Bio: Bryson Liberty is a tribal elder of the CTUIR. Liberty has a military background and is a published author, as well as working as a health administrator and actor. His article about fishing at Celilo titled “On the Rock” was published in Cowboys and Indians magazine in 2011. He was on “The Cellar,” “Northern Exposure,” and “Little House on the Prairie”.
Transcription:
“This friend of mine Cecil Conner, he’s from Pendleton probably, a lot of you guys have to remember him. He comes up one Saturday and says hey Lib, let’s go down and see a movie this afternoon. And I thought ‘yeah I could see a movie I’ve got money in my jeans we’ve been hitting the fish pretty good’. I thought ‘well let’s go!’ So we head downtown, he’s got an old Model-B Ford. And we head downtown, there’s only one theater I think, right on Main Street. I don’t know, the Granada or something. So he parked his old car and we walk around and head down to the theater.

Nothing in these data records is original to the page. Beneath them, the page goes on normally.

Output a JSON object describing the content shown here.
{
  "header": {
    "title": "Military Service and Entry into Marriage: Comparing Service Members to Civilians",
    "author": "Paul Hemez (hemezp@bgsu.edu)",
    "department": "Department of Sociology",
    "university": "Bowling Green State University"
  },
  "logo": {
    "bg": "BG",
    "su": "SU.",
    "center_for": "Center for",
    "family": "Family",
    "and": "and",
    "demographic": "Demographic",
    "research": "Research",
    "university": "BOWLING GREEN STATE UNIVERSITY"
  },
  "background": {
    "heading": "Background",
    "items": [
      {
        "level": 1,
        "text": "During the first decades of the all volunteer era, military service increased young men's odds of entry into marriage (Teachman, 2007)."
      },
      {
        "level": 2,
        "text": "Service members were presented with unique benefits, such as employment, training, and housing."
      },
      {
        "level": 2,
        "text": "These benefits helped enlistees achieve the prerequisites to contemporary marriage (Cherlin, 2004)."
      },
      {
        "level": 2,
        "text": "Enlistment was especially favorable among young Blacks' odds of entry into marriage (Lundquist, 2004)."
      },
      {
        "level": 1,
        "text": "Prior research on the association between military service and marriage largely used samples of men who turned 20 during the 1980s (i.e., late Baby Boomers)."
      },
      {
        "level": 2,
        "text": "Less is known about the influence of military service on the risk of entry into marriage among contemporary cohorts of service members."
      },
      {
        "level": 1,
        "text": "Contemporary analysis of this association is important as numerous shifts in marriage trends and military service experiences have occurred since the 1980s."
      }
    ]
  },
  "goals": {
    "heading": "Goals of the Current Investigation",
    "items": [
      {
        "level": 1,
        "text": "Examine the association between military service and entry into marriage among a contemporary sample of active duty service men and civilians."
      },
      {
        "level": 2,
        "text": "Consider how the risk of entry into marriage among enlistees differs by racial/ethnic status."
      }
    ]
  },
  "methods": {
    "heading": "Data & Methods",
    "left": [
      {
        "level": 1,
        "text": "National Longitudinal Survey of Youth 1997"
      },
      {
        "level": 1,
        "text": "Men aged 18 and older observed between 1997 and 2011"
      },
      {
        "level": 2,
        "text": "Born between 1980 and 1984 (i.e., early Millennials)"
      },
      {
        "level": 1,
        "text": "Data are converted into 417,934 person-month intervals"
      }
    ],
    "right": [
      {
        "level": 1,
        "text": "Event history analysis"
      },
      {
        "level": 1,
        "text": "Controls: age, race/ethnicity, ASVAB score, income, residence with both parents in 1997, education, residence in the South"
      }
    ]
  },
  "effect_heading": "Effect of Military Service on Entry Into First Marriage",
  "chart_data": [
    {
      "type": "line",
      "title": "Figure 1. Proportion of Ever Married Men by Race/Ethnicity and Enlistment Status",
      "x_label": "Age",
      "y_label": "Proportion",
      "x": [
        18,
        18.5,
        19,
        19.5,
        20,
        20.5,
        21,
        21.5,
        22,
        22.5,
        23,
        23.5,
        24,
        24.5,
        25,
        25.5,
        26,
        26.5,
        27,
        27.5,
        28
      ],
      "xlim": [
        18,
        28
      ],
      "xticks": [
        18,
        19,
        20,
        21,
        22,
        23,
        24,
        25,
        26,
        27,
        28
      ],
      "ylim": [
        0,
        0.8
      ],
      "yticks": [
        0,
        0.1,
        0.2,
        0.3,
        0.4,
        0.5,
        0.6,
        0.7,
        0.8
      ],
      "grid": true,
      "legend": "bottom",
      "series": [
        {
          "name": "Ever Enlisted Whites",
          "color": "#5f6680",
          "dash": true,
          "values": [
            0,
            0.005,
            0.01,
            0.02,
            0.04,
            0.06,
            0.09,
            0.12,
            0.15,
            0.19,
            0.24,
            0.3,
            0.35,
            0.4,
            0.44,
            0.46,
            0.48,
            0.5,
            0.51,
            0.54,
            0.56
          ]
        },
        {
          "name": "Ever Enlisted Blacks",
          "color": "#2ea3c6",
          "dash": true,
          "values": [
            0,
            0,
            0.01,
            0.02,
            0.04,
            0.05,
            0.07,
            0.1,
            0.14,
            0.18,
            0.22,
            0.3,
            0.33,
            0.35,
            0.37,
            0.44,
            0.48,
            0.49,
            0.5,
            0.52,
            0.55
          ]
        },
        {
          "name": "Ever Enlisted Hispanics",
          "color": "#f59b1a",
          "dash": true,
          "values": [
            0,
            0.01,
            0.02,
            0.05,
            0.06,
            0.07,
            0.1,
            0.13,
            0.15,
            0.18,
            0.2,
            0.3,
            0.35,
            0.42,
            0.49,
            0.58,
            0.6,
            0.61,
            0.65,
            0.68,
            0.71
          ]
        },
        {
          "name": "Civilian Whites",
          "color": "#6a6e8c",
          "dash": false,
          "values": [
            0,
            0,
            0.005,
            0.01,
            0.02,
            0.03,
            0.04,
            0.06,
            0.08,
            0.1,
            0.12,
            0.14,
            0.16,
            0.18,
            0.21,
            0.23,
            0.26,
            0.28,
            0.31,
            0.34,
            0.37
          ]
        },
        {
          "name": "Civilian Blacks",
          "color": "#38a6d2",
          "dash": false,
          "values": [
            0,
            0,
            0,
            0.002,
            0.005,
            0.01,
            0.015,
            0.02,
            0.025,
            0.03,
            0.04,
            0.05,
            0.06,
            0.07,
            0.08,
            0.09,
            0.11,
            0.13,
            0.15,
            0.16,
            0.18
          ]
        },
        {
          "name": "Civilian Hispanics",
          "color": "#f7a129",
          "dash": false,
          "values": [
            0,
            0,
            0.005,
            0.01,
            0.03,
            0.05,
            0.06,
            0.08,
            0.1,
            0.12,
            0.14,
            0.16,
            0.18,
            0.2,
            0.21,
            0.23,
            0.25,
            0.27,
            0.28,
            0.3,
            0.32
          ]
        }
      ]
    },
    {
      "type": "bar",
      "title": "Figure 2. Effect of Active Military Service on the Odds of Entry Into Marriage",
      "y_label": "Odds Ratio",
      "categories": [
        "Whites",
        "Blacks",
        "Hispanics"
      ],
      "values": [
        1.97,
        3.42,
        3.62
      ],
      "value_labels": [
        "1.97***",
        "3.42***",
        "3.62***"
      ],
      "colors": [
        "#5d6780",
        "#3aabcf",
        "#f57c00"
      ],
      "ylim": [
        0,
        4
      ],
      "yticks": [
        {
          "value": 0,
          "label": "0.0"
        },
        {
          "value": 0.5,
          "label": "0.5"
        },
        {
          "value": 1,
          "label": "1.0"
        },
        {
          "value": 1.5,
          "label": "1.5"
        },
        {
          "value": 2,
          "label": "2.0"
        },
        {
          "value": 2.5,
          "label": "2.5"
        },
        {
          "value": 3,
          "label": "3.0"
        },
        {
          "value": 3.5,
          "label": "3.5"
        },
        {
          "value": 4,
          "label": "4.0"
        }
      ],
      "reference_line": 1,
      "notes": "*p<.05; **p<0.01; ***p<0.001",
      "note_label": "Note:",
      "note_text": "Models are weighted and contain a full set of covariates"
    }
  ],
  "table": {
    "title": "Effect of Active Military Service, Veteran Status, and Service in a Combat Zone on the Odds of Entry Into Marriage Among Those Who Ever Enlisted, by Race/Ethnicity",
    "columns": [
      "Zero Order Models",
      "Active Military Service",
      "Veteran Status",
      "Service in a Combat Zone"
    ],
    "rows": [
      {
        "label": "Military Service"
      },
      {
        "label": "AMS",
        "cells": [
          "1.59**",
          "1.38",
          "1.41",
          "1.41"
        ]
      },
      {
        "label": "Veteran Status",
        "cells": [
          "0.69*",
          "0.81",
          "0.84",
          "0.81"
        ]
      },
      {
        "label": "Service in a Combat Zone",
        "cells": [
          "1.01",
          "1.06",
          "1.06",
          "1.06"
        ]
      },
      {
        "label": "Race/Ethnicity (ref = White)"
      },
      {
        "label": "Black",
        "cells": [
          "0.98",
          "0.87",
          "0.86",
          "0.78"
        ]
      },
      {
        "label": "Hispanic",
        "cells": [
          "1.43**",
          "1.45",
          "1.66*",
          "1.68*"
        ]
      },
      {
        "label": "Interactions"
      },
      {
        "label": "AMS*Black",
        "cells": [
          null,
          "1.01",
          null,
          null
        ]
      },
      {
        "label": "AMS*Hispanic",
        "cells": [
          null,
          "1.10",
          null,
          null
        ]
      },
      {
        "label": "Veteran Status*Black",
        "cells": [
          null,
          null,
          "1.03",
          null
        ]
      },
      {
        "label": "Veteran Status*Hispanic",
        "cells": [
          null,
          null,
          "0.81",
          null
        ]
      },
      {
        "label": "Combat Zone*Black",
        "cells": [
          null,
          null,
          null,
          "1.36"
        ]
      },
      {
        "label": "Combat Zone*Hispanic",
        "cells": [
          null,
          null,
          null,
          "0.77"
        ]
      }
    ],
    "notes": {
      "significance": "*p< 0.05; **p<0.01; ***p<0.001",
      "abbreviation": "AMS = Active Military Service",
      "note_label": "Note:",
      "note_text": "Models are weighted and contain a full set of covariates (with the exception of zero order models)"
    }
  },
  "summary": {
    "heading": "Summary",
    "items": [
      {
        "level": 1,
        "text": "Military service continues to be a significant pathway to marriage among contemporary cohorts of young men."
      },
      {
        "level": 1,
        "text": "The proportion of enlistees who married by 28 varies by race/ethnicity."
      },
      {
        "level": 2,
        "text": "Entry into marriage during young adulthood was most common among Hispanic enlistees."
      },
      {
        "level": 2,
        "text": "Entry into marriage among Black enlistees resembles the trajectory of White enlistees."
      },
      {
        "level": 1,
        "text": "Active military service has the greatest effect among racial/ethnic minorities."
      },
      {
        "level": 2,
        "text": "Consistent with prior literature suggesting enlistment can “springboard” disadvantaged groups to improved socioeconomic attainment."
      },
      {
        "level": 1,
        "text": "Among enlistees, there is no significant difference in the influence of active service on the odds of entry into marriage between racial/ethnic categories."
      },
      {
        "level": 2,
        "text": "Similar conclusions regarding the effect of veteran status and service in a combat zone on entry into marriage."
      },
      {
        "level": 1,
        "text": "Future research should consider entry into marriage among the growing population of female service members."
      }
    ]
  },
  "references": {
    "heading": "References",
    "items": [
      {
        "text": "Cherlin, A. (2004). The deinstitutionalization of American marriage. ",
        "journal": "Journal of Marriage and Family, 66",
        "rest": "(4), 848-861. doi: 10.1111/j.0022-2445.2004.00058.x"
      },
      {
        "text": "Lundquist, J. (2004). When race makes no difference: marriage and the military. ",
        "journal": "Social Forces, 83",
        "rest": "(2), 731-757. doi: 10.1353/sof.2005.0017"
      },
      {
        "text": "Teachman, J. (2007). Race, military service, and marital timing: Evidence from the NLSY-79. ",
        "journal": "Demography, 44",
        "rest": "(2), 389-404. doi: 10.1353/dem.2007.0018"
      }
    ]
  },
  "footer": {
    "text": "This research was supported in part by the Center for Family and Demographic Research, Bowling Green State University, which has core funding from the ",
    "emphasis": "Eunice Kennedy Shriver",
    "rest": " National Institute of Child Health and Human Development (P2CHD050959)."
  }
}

We come to the entrance there and he looks and he says ‘hey Lib let’s get a loge.’ ‘What’s a loge?’ He says it’s only 50 cents more. I said ‘yeah, let’s go. 50 cents, that’s probably a whole fish.’ He takes my money, puts it on the counter. ‘Two loges.’ And that lady looked at us as though we just said her grandmother wore army boots or something. She looked at us and says ‘we don’t sell loges to Indians.’ [laughs] I think back now and I didn’t know what the hell was going on. And Cecil says give us our money back. And I said ‘yeah, give us our money back’. So we got our money back left. But Cecil said they wouldn’t sell us loges because we’re Indians and they don’t want Indians in there. So I got the idea. And we headed out and went to some restaurant and got something to eat, had a good supper and headed out and went back out to Celilo.”